Going into the race, Burlander was seeded 10th while Ryan had posted the second fastest time.

“I ran the 200 earlier and I felt like I wasn’t ready,” said Burlander, who clocked in at 5:00.51. “I talked to my dad after that race and he just told me to regroup.”

That pep talk worked liked a charm as Burlander stayed in contention for a state medal.

“I stayed with the lead pack,” he said. “In the last lap I had one guy pass me. I’m surprised with how I finished but I just felt better for the 1600.”

Navajo Pine coach Kyleigh Thompson said she was super proud with how her athletes did, especially with Burlander’s third place finish.

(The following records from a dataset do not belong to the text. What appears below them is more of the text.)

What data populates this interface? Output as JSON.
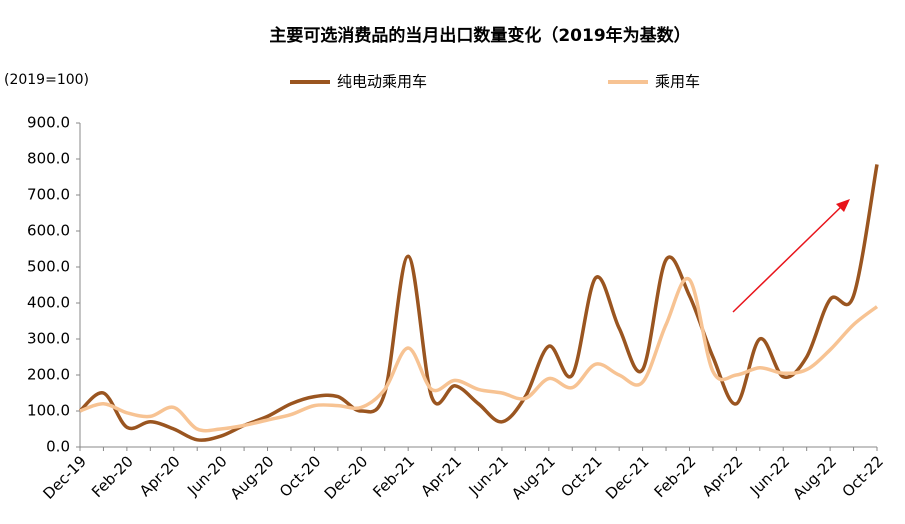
{
  "chart_data": {
    "type": "line",
    "title": "主要可选消费品的当月出口数量变化（2019年为基数）",
    "y_axis_label": "(2019=100)",
    "categories": [
      "Dec-19",
      null,
      "Feb-20",
      null,
      "Apr-20",
      null,
      "Jun-20",
      null,
      "Aug-20",
      null,
      "Oct-20",
      null,
      "Dec-20",
      null,
      "Feb-21",
      null,
      "Apr-21",
      null,
      "Jun-21",
      null,
      "Aug-21",
      null,
      "Oct-21",
      null,
      "Dec-21",
      null,
      "Feb-22",
      null,
      "Apr-22",
      null,
      "Jun-22",
      null,
      "Aug-22",
      null,
      "Oct-22"
    ],
    "series": [
      {
        "name": "纯电动乘用车",
        "color": "#9a5520",
        "values": [
          100,
          150,
          55,
          70,
          50,
          20,
          30,
          60,
          85,
          120,
          140,
          140,
          100,
          150,
          530,
          140,
          170,
          120,
          70,
          140,
          280,
          200,
          470,
          330,
          215,
          520,
          420,
          250,
          120,
          300,
          195,
          250,
          410,
          420,
          785
        ]
      },
      {
        "name": "乘用车",
        "color": "#f7c393",
        "values": [
          100,
          120,
          95,
          85,
          110,
          50,
          50,
          60,
          75,
          90,
          115,
          115,
          110,
          160,
          275,
          160,
          185,
          160,
          150,
          135,
          190,
          165,
          230,
          200,
          180,
          340,
          465,
          210,
          200,
          220,
          205,
          215,
          270,
          340,
          390
        ]
      }
    ],
    "ylim": [
      0,
      900
    ],
    "yticks": [
      {
        "value": 0,
        "label": "0.0"
      },
      {
        "value": 100,
        "label": "100.0"
      },
      {
        "value": 200,
        "label": "200.0"
      },
      {
        "value": 300,
        "label": "300.0"
      },
      {
        "value": 400,
        "label": "400.0"
      },
      {
        "value": 500,
        "label": "500.0"
      },
      {
        "value": 600,
        "label": "600.0"
      },
      {
        "value": 700,
        "label": "700.0"
      },
      {
        "value": 800,
        "label": "800.0"
      },
      {
        "value": 900,
        "label": "900.0"
      }
    ],
    "grid": false,
    "smooth": true,
    "legend": "top"
  }
}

“We didn’t expect that because he was seeded 10th,” Thompson said of her pupil. “He ran a really good race and he set a really great PR.”

With the state meet being a one-day meet and on a rolling schedule, Thompson said the format didn’t bode well for multi-qualifiers like Ryan, as he had his eye at winning a Triple Crown.

It also didn’t help that the athletes were competing under sweltering conditions as the temperature reached nearly triple digits in Albuquerque.

“I think the heat got the best of us,” she said. “In the end, I think all these things hurt certain athletes. Not just us but as well as other teams and, you know, he still got three medals.”

And although he placed high expectations on himself, the Navajo Pine coach said Ryan should be very proud with what he accomplished.

“He finished top five in three events and that’s good for a freshman,” she said. “He should be really proud of himself for accomplishing that.”